There’s entertainers, authors, generals, inventors, scholars, tycoons, the famous and infamous. But there’s only one former Peorian who’s the subject of a whole museum: Archbishop Fulton John Sheen.
That museum is just down the street from St. Mary’s Cathedral, where Fulton Sheen was an altar boy, was ordained and celebrated his first Mass. It has the largest collection of Sheen’s personal items, from boyhood in Peoria to worldwide fame as an adult.
“People come from all over. From other countries, from Poland,” said Peoria Diocese Archivist Sister Lea Stefancova.
Sheen was born in El Paso, above his father’s hardware store in 1895. His family later moved to Peoria, where Sheen was educated. He excelled in school, winning his second Ph.D. by the age of 29.
In 1926, he was returned to do parish work at St. Patrick’s Church on Peoria’s south side. It was a test of his obedience, and he passed.
It was Sheen’s speaking ability, talking to everyday people that won him fame.

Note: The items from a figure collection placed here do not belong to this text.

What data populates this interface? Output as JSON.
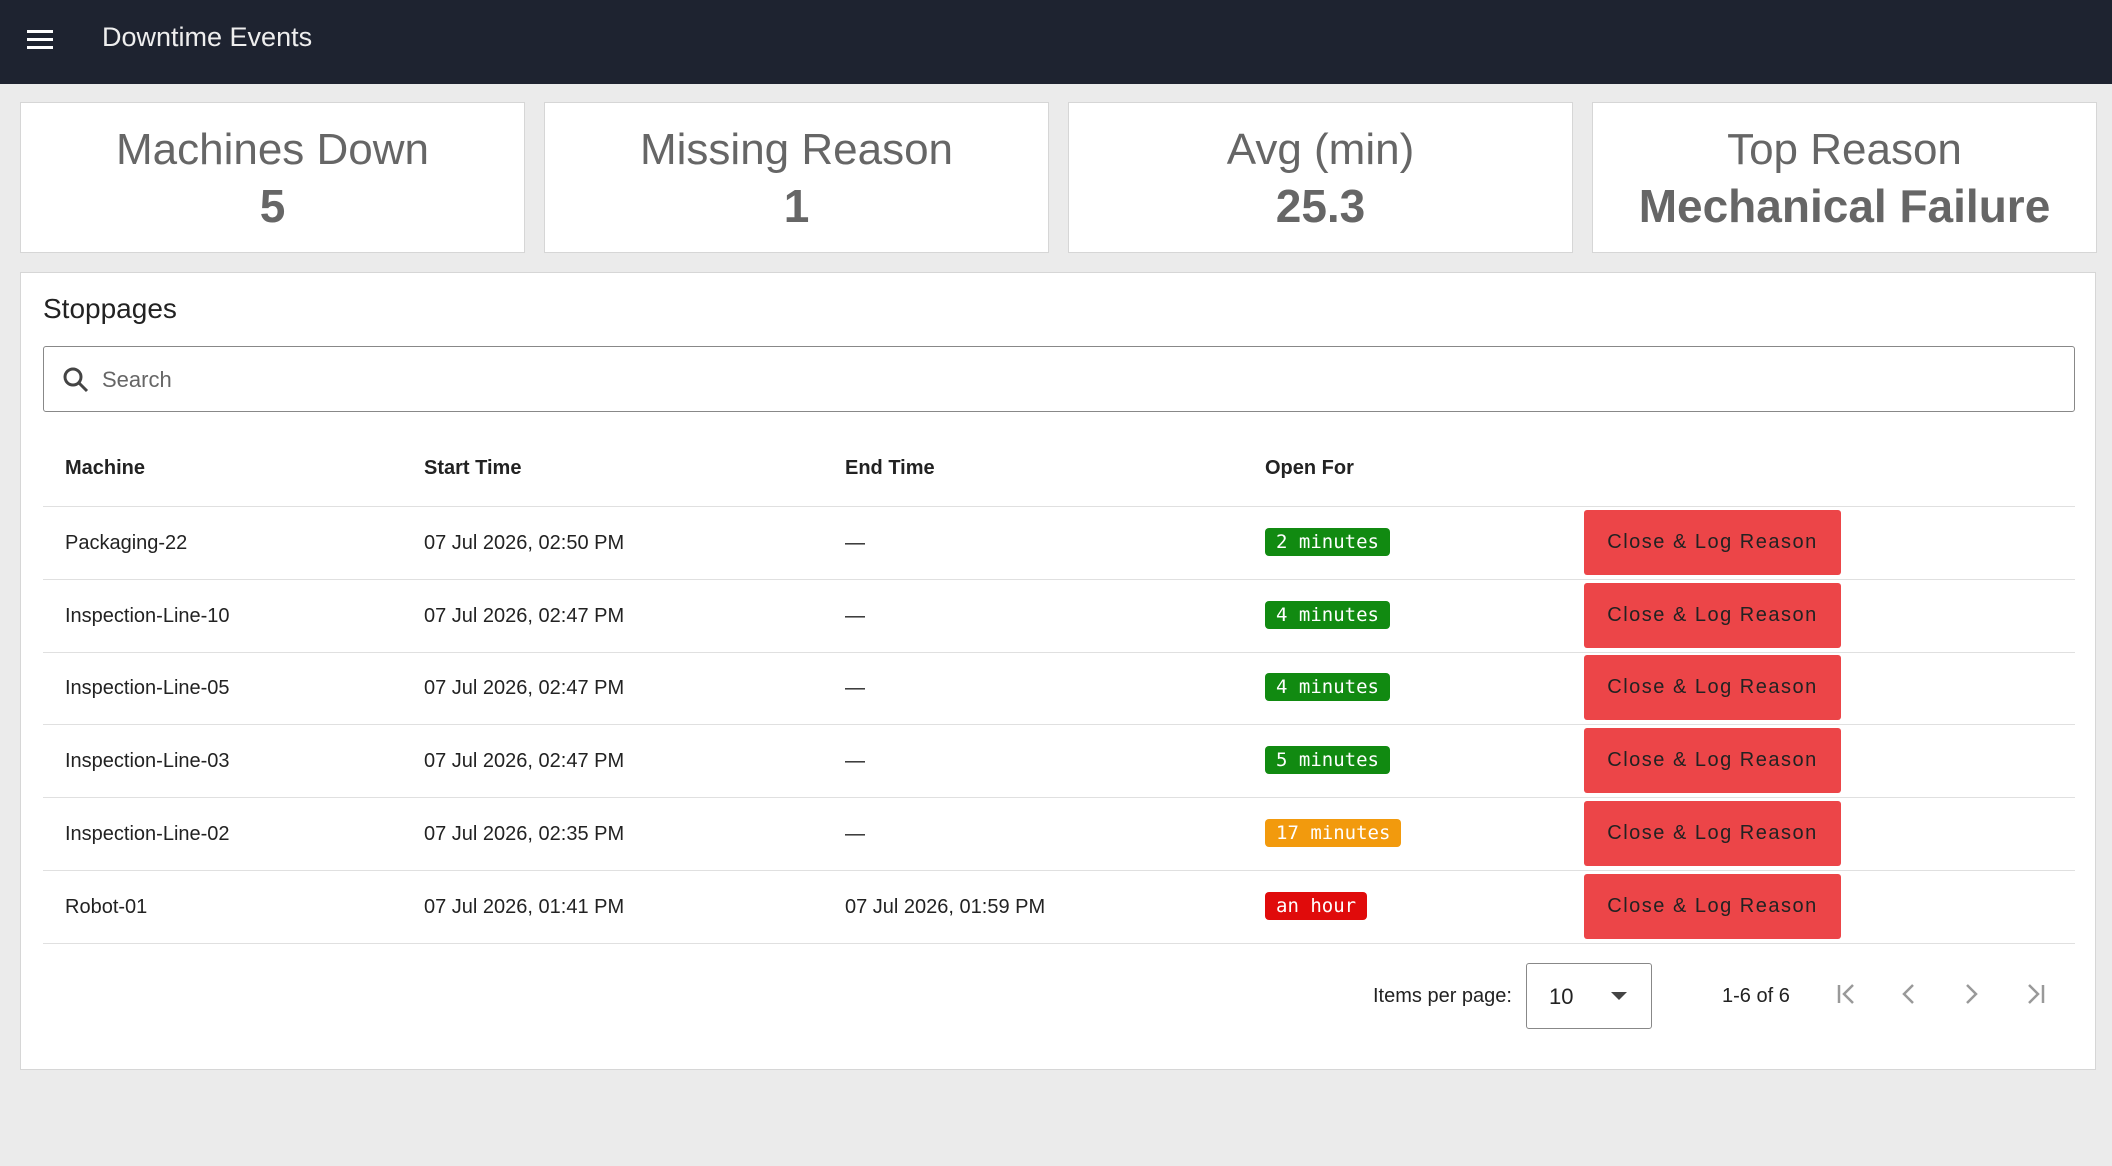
{
  "header": {
    "title": "Downtime Events"
  },
  "cards": [
    {
      "label": "Machines Down",
      "value": "5"
    },
    {
      "label": "Missing Reason",
      "value": "1"
    },
    {
      "label": "Avg (min)",
      "value": "25.3"
    },
    {
      "label": "Top Reason",
      "value": "Mechanical Failure"
    }
  ],
  "panel": {
    "title": "Stoppages",
    "search_placeholder": "Search"
  },
  "table": {
    "columns": [
      "Machine",
      "Start Time",
      "End Time",
      "Open For"
    ],
    "rows": [
      {
        "machine": "Packaging-22",
        "start": "07 Jul 2026, 02:50 PM",
        "end": "—",
        "open_for": "2 minutes",
        "badge_color": "#118a11",
        "action": "Close & Log Reason"
      },
      {
        "machine": "Inspection-Line-10",
        "start": "07 Jul 2026, 02:47 PM",
        "end": "—",
        "open_for": "4 minutes",
        "badge_color": "#118a11",
        "action": "Close & Log Reason"
      },
      {
        "machine": "Inspection-Line-05",
        "start": "07 Jul 2026, 02:47 PM",
        "end": "—",
        "open_for": "4 minutes",
        "badge_color": "#118a11",
        "action": "Close & Log Reason"
      },
      {
        "machine": "Inspection-Line-03",
        "start": "07 Jul 2026, 02:47 PM",
        "end": "—",
        "open_for": "5 minutes",
        "badge_color": "#118a11",
        "action": "Close & Log Reason"
      },
      {
        "machine": "Inspection-Line-02",
        "start": "07 Jul 2026, 02:35 PM",
        "end": "—",
        "open_for": "17 minutes",
        "badge_color": "#f29a0d",
        "action": "Close & Log Reason"
      },
      {
        "machine": "Robot-01",
        "start": "07 Jul 2026, 01:41 PM",
        "end": "07 Jul 2026, 01:59 PM",
        "open_for": "an hour",
        "badge_color": "#e00b0b",
        "action": "Close & Log Reason"
      }
    ]
  },
  "pagination": {
    "items_label": "Items per page:",
    "page_size": "10",
    "range": "1-6 of 6"
  }
}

In the 1930s millions listened to the weekly radio show, “The Catholic Hour.” In 1951, he began his television career with “Life is Worth Living.” He won an Emmy award the first year.
By 1957, he was drawing 30 million viewers a week. Sheen was an avowed anti-communist, but also was a progressive on many social matters, such as when he called on U.S. corporations to share the wealth.
Sheen would work 19 hours a day and by 1979, he had written 66 books. Recordings of his TV programs are still being broadcast. So, who’s the most famous Peorian? It’s difficult to top Sheen.